In April 2022, we continued this work on a national basis, publishing our national stop and search report issuing 18 recommendations on a series of issues, including disproportionality, bias and trauma. Following this report we surveyed the chief officers at all 43 territorial police forces to understand their assessment of stop and search. This report published in October 2023 provides a summary of some of the initiatives adopted by police forces to improve the use and scrutiny of stop and search.
In January 2022, following our Operation Hotton investigation we made 15 recommendations to the Metropolitan Police Service to tackle significant cultural issues within the force, including racism, bullying and sexism.
Our December 2022 edition of Focus was dedicated to the handling of matters involving race discrimination – particularly where the alleged discrimination is not obvious or ‘overt’.
In December 2023, a joint super-complaint investigation was conducted between the IOPC, HMICFRS (His Majesty's Inspectorate of Constabulary and Fire & Rescue Services) and College of Policing regarding section 60 Stop and Search. Read the super-complaint investigation report and media release.

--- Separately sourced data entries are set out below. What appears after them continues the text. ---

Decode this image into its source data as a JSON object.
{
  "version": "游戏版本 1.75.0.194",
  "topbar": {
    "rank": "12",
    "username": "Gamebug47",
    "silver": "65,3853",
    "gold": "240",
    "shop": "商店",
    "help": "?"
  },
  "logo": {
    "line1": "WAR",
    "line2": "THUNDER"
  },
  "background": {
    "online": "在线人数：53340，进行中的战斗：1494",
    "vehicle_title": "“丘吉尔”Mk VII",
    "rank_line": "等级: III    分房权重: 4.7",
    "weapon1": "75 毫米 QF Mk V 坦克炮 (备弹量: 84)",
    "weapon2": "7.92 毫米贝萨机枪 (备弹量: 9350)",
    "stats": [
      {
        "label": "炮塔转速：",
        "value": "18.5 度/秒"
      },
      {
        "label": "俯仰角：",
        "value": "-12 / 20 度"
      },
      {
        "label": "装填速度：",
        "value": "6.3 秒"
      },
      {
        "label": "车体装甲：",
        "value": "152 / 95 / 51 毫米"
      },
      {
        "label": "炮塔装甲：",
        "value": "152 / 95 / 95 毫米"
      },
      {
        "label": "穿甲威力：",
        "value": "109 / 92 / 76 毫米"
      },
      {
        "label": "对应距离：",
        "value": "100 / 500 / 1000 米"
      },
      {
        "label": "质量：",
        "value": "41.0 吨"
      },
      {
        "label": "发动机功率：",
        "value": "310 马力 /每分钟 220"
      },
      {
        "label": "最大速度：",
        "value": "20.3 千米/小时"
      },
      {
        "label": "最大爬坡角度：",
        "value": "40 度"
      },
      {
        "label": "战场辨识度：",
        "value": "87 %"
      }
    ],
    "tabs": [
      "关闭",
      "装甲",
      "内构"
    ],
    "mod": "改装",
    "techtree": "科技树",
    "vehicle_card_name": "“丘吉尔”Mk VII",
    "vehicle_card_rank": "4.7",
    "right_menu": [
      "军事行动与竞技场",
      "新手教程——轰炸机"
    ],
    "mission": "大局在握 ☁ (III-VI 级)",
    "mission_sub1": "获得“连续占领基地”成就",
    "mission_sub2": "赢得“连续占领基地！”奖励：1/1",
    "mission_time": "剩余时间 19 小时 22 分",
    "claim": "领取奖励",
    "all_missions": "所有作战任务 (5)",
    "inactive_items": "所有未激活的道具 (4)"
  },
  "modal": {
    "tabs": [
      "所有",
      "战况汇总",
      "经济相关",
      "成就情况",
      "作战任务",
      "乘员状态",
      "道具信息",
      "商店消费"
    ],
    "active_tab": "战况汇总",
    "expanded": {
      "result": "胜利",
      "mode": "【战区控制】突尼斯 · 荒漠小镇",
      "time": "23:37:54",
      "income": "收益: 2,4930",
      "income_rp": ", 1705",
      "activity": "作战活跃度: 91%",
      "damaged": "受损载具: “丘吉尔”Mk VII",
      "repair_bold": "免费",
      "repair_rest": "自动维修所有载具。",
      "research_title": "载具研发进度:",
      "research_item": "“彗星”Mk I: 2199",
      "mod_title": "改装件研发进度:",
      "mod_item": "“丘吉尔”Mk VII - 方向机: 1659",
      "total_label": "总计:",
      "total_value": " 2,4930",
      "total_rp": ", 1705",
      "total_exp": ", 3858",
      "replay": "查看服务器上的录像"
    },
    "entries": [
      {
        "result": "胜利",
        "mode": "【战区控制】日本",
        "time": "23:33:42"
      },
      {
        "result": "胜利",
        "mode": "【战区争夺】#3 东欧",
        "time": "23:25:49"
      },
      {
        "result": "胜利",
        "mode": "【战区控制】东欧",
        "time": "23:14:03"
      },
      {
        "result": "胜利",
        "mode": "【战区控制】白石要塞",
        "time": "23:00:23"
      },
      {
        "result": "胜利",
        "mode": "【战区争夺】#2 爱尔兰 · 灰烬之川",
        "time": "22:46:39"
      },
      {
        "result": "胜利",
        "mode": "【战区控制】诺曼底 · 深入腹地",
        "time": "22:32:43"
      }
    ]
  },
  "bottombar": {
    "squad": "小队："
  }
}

To help ensure consistency and best practice in our handling of discrimination cases we have made the following improvements:
Discrimination training and guidance
Internal training and guidance has been provided for our staff and decision makers who are involved in analysing, making and communicating decisions on issues of direct discrimination. We have particularly focused on discrimination that is not overt, such as bias and stereotyping.
Stop and search guidance
We have updated our stop and search guidance to ensure the recommendations we make in this area, inform our own approach to cases of a similar nature. This work covers key issues, including; legitimacy, quality and safety of the encounter, use of force, historical context and trauma. The updated guidance also provides links and information to ensure our staff consider the appropriate legislation, policies and guidance in this area.
We will ensure the language we use is sensitive and authentic. This has involved extensive stakeholder consultation – to ensure the changes we make are informed by the communities most impacted. The changes we have made include:
- We no longer to use the acronym BAME and where possible, we should be specific about the ethnicity we are referring to. If a collective term is necessary, we should write Black, Asian and minority ethnic – in full.
- Ethnicity must always be capitalised – i.e. Black and White.
- All those under the age of 18 must be referred to in our cases as child or children, not youths or juveniles.